第四章 光の向こう
軍の艦艇が黒田たちの船を制止しようとした。通信が入った。「直ちに停止せよ。これ以上進めば強制排除する」という命令が、繰り返し送られてきた。
黒田は通信を切った。
前方の光は、近づくにつれて大きくなった。光は揺れていた。波のように揺れている。その向こうに何があるかは見えないが、そこに何かがあることは確かだった。
「早川さん、本当に行きますか」と黒田は聞いた。行くと決めたのは自分だが、早川に確認した。
「行く」と早川は即答した。「あの光の向こうに、みんながいる」
「証拠はない」
「でも俺は確信している。あの光が消えたとき、みんなの顔が穏やかだったことは確かだ。恐ろしい場所に連れて行かれる顔じゃなかった」
軍の艦艇が警告射撃を行った。船体の右舷側近くを、レーザー砲の光が通過した。船が揺れた。
「黒田さん」と早川が言った。
「わかってる。でも止まれない」
前方の光が、さらに大きくなった。もう視界いっぱいに広がっている。淡い白と青が混じった光の膜。その表面が、生き物の皮膚のように、微細に動いている。
黒田は数列のことを思い出した。あの数列が音になり、夢になり、今この光になって目の前にある。一本の線でつながっている。信号、夢、そして扉。

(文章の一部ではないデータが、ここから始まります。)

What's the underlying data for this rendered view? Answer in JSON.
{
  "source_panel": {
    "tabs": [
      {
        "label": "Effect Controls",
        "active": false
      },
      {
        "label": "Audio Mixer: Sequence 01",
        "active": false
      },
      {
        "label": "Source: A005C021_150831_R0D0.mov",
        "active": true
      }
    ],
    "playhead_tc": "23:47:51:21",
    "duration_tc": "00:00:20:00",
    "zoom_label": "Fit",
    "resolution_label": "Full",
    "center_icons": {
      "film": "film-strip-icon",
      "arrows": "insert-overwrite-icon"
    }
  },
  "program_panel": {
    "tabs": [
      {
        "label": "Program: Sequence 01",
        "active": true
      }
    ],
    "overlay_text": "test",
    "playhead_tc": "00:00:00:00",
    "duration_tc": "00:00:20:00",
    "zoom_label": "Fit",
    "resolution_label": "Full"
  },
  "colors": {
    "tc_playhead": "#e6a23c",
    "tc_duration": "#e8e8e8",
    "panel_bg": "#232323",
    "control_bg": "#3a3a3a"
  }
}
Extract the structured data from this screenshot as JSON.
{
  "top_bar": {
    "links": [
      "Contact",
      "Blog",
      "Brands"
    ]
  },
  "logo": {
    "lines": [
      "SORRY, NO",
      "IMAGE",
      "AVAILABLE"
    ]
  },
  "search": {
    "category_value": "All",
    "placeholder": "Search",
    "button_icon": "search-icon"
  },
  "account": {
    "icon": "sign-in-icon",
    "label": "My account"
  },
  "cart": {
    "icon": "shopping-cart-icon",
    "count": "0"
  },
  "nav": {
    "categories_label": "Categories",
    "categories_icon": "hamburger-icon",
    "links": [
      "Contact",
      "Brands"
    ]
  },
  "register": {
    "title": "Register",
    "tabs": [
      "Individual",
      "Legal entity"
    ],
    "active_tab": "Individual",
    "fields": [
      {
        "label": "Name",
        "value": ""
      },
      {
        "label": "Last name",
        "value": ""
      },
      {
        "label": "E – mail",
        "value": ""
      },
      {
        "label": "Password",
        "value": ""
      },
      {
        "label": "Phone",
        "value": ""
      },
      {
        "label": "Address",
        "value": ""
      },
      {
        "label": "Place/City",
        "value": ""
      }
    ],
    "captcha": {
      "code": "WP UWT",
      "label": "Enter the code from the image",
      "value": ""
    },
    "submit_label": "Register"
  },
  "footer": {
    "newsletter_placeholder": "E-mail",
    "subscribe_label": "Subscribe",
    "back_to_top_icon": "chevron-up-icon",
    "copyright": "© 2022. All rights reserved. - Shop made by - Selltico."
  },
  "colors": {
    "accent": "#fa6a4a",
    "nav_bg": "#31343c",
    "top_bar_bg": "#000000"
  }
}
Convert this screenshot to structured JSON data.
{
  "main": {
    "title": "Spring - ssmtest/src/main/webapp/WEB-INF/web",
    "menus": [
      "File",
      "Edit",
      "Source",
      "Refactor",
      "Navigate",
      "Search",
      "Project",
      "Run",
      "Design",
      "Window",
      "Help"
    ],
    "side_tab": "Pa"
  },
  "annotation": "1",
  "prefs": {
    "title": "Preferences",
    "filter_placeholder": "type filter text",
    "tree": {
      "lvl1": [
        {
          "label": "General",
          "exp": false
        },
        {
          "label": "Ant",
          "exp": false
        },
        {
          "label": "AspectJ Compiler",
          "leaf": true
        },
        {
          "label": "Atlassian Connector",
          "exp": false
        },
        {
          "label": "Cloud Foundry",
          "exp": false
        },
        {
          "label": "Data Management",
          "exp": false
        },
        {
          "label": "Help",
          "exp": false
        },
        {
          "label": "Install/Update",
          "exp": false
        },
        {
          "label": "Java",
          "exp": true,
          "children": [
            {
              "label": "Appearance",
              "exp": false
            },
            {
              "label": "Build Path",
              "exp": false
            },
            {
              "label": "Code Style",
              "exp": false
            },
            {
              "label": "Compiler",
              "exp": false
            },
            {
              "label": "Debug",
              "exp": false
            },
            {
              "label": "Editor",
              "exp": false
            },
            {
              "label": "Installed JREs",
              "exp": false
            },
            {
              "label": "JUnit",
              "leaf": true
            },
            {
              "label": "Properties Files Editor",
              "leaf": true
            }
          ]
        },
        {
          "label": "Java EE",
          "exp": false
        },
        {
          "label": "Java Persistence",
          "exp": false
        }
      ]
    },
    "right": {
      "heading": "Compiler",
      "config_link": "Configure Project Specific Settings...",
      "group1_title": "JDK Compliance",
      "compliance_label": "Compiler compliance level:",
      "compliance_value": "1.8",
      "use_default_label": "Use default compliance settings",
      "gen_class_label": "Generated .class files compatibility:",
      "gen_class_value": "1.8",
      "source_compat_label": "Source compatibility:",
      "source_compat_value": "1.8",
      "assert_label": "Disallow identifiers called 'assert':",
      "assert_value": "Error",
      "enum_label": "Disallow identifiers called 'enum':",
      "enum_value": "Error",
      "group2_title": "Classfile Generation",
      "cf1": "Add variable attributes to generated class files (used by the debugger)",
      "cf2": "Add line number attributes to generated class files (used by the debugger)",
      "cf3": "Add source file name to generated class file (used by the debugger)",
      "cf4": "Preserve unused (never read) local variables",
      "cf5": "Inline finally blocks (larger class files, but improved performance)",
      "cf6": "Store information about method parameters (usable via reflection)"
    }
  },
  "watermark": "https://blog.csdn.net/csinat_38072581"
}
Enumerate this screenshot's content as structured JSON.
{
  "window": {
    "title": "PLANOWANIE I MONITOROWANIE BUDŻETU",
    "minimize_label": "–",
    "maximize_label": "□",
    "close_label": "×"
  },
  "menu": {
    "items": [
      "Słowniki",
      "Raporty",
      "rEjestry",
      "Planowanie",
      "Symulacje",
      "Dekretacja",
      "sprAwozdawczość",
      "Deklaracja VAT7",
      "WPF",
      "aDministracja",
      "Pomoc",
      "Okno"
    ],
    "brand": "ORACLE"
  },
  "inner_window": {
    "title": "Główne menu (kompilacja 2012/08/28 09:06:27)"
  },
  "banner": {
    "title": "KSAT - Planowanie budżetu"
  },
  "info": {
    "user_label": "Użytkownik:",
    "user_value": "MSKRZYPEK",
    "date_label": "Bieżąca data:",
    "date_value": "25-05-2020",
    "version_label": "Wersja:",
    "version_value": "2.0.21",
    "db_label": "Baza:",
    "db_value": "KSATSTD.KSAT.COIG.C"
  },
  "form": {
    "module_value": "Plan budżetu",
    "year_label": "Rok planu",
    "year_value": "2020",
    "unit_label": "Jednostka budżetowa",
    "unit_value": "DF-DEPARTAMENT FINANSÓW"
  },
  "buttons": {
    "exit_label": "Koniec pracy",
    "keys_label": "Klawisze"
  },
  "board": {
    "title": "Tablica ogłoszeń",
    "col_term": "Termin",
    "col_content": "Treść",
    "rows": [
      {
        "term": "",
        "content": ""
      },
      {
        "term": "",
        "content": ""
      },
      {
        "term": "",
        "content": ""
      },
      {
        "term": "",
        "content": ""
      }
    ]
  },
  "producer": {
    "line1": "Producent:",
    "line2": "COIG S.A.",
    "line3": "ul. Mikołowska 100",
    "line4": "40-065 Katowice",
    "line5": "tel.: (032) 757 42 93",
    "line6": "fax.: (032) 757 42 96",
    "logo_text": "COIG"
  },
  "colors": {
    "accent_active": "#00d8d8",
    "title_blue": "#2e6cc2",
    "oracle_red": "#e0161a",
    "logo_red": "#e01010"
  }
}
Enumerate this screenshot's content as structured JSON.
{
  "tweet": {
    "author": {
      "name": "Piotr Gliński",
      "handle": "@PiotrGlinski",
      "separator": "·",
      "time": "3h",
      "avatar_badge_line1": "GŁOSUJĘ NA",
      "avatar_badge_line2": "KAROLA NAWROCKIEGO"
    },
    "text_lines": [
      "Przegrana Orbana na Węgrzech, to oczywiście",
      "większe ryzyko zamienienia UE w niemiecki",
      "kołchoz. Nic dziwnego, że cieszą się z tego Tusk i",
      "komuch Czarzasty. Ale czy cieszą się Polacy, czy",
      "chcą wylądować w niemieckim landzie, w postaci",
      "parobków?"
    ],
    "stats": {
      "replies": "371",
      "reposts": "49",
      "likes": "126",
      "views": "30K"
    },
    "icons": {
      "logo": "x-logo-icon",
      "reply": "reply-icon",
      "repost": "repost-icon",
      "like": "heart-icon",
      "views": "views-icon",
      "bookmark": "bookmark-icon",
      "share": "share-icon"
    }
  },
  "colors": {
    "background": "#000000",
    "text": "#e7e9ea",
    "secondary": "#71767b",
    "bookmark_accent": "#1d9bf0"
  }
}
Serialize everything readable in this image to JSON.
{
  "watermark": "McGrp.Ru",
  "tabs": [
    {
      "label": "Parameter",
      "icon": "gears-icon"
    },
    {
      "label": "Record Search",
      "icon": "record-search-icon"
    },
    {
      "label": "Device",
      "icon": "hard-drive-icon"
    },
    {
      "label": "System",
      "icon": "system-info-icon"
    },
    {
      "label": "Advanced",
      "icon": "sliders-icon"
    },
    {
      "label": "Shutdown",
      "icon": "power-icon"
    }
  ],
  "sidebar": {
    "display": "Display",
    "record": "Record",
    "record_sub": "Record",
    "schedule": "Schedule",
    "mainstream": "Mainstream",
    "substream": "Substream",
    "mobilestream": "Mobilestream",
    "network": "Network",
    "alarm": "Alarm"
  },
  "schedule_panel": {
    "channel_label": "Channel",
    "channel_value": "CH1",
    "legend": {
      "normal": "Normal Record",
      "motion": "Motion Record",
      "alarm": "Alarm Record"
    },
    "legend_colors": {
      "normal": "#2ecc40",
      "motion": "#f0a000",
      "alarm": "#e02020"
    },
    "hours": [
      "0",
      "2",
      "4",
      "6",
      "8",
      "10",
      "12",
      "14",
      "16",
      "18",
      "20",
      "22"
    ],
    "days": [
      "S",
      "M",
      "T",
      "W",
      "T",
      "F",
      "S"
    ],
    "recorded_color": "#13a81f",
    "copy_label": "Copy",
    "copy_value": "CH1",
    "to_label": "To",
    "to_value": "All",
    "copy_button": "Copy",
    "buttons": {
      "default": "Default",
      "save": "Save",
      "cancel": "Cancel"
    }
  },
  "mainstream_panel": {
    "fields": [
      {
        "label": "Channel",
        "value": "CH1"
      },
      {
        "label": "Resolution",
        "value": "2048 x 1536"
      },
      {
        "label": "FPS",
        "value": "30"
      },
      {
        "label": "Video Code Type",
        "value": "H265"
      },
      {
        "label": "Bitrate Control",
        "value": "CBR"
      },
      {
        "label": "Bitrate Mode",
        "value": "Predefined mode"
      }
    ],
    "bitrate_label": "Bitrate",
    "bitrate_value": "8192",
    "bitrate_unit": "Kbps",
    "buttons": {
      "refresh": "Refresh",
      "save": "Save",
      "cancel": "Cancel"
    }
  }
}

軍の艦艇がさらに近づいてきた。今度は警告ではなく、本格的な射撃体勢を取っている。
しかし黒田は気づいた。軍の艦艇が停止したことに。射撃体勢のまま、止まっている。
「なぜ止まったのか」と早川が言った。
「あの光が近づいたから、かもしれない」
黒田たちの船は、光の膜の中に入った。
その瞬間、全ての音が消えた。
エンジン音も、システム音も、自分たちの呼吸音さえも消えた。完全な静寂。宇宙の真空よりも深い静けさ。しかし苦しくなかった。むしろ、長い間張りつめていた何かが緩んでいくような、柔らかい感覚があった。
光の膜を通り抜けると、そこは別の空間だった。
宇宙ではなかった。少なくとも、黒田が知っている宇宙ではなかった。空間全体が淡く発光していて、星はない。代わりに、浮かんでいるものがあった。
人間だった。
二十七人の人間が、その空間の中に浮かんでいた。目を閉じて、穏やかな顔で、ゆっくりと漂っていた。
「みんながいる」と早川が言った。声が震えていた。
黒田は操縦を止め、ゆっくりと船を進めた。二十七人の中に、オリオン・ゲート7の乗組員六人もいた。船長の佐藤の顔も見えた。全員が生きていた。呼吸をしていた。ただ眠っているように見えた。
そのとき、声がした。
言葉ではなく、振動として。体の内側に直接響く感覚。あの数列の音楽と同じ種類の、しかしずっと豊かな、複雑な振動だった。
黒田はその振動の意味を、不思議と理解できた。
「この者たちを返すことができる。しかしあなたたちに、先に伝えなければならないことがある。」
黒田は早川を見た。早川も同じものを聞いていた。頷いた。
「聞きます」と黒田は言った。声に出した。言葉が振動として伝わるかどうかわからなかったが、そうするしかなかった。
振動が返ってきた。
「私たちは、あなたたちの近くに、長い間いた。観察していた。危害を加えるためではない。理解するために。しかしこの二十年、あなたたちが私たちの領域に侵入する頻度が増した。最初は一隻、次に二隻、そして四隻。あなたたちは私たちの存在を知らないまま、境界を越えてきた。それが事故でないなら、迷いであっても、一度会う必要があった。」
黒田はその言葉を、頭の中で反芻した。観察。理解。境界。
「二十七人を連れて行ったのは、なぜですか」
「危険だったからだ。彼らがこれ以上進めば、戻れない場所まで来ていた。私たちが引き留めた。眠らせて、ここで保護した。傷つけていない。」
「軍は、あなたたちのことを知っているのですか」
「あなたたちの一部は、長い間知っている。しかし全員には伝えていない。それはあなたたちの問題だ。私たちが決めることではない。」
黒田はその答えに、複雑な感情を持った。軍は知っていて、隠していた。二十七人が消えたことも、おそらく知っていながら、秘密にしてきた。